Druids: A Very Short Introduction is directly comparable to a short course. The book crams a huge amount of information into a very brief package, and then sets you free for the rest of the summer. As a ridiculously uninformed person about ancient history, I was pleasantly surprised to find ample information about the various Greek and Roman writers and travelers to fill me in on that background. There is a substantial section on the archaeology of Britain, which Cunliffe argues is problematic, because you can't find clear one-to-one archaeological analogues to Druids. And there is also quite a bit on the vernacular Irish and Welsh tales that provide the meat of the current stories about Druids.

There is also a terrific picture of Winston Churchill that made me laugh out loud.
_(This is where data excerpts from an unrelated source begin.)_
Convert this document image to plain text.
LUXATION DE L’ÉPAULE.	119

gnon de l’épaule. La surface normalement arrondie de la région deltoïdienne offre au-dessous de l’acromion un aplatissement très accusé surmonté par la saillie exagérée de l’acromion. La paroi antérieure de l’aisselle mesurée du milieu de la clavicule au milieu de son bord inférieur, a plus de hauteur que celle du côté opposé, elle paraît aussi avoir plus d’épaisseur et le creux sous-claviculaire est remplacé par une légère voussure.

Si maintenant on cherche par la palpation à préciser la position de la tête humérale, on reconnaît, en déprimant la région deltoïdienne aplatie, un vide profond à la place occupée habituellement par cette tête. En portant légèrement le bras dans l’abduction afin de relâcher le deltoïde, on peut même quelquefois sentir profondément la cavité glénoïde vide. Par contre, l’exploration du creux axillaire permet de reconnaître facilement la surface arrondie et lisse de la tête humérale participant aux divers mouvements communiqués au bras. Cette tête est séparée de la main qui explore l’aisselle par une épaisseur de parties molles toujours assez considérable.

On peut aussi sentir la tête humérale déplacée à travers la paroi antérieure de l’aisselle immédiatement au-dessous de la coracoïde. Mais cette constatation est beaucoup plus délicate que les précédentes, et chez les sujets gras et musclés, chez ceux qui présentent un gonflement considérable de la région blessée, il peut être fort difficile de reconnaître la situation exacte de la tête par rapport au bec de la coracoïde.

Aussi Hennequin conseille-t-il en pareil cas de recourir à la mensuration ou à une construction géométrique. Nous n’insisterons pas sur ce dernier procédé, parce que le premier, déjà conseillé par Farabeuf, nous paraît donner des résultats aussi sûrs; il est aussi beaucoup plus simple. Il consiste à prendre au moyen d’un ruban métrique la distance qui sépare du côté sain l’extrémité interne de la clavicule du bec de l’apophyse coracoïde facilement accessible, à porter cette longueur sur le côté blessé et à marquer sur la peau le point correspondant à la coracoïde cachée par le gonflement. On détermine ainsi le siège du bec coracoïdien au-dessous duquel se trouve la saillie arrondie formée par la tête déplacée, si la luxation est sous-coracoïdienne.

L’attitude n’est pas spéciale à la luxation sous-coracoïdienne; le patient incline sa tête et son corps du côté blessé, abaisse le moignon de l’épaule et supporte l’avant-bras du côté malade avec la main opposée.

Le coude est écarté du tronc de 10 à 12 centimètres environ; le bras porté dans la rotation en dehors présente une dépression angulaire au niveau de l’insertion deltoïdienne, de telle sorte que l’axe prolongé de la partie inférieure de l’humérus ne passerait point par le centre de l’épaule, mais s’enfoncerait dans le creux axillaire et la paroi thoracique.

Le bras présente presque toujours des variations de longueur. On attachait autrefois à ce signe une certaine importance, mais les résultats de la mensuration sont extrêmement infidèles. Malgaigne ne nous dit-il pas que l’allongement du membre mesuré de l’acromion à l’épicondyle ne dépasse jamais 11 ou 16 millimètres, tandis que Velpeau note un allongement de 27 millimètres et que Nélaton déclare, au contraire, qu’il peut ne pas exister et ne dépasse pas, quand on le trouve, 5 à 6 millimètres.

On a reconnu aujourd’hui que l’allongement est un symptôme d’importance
But I digress.

Druids are odd, as shamans go, not for what they did--sacrifices, ceremonies, astronomical observations are pretty much part and parcel of most prehistoric shamans all over the world--but for the wealth of documentary and ethnographic evidence supporting their existence. That's pretty interesting, and should also be useful to people studying shamans wherever and whenever they are documented. And I have to thank Druids: A Very Short Introduction for igniting that interest in me.

Cunliffe, Barry. 2010. Druids: A Very Short Introduction. 136 pages, a brief bibliography and an index. ISBN 978-0-19-953940-6. Oxford University Press: Oxford.

Comments

June 14, 2010 at 5:00 pm
(1) Irene says:

They have been doing that sort of thing in Germany fro quite a while.

June 15, 2010 at 12:16 am
(2) Georgia Albert says:

Recent archaeological discoveries show the Romans as the people who preformed human sacrifice, NOT the Druids.

June 15, 2010 at 8:08 am
(3) Potter Beth says:

Wee-haw!! This is certainly a book that peeks my interest, too!! Off to Amazon to get a copy (or two — one to share with family)!

June 15, 2010 at 12:48 pm
(4) Steven Guardala says:

That is bogus about the Romans. They never practiced human sacrifice on a regular basis the way the druids did.
The RECENT finds at Ribemont-sur-Ancre-France & Alston-England that were shown on the National Geographic channel-2009 gave plenty of proof that the not so humane & overly romanticized Gauls & Britons practiced human sacrifice on a far grander scale
than the Classical authors indicated.

June 16, 2010 at 9:01 pm
(5) Mary C. Dolan says:

Thanks very much for your excellent synopsis of the book. It looks like a good read. I am an amateur student of Celtic Studies and particularly of archaeology as it relates to Ireland and the British Isles. I am familiar with Druids who were indeed shamans, but their wealth of knowledge is mostly lost for several reasons, not the least of which the fact that the Celtic peoples did not have a written language until much later than the rest of Europe. Knowledge was passed on orally and while there are many Celtic mythological stories, much of it has some grain of collective memory in it. Anyway, your write up was excellent.

June 24, 2010 at 1:49 pm
(6) Lisa Spangenberg says:

I do rather take issue with the idea that the Celts did not have a written language until much later than the rest of Europe–we have thousands of Gaulish/Continental Celtic inscriptions in a number of dialects, and Ogham was being used by c. the fifth century in Britain and Ireland.

As to the druids as shamen–I’d rather assert that they engaged in shamanic behaviors. See:

http://digitalmedievalist.com/opinionated-celtic-faqs/druids-shamen/

September 18, 2010 at 12:08 pm
(7) pov says:

Archaeological discoveries (recent or not is irrelevant) generally don’t show much of anything definitive. Researchers interpret the discovery and decide what they think it means. And those interpretations are as rooted in the opinions and biases as are the interpretations of any person.

February 23, 2011 at 10:28 pm
(8) Steven Guardala says:

What pov said is unfair. Irrelevant? I think not since this article claims that the Romans used human sacrifice. I’m sure it is possible, but thus far no one has ever found the remains of it to the degree as I mentioned in my initial comment about what was recently found in England & France.

The Archaeologists were not Roman. They were English & French so you can question their points but to dismiss the finds as some pro-Roman agenda is just false.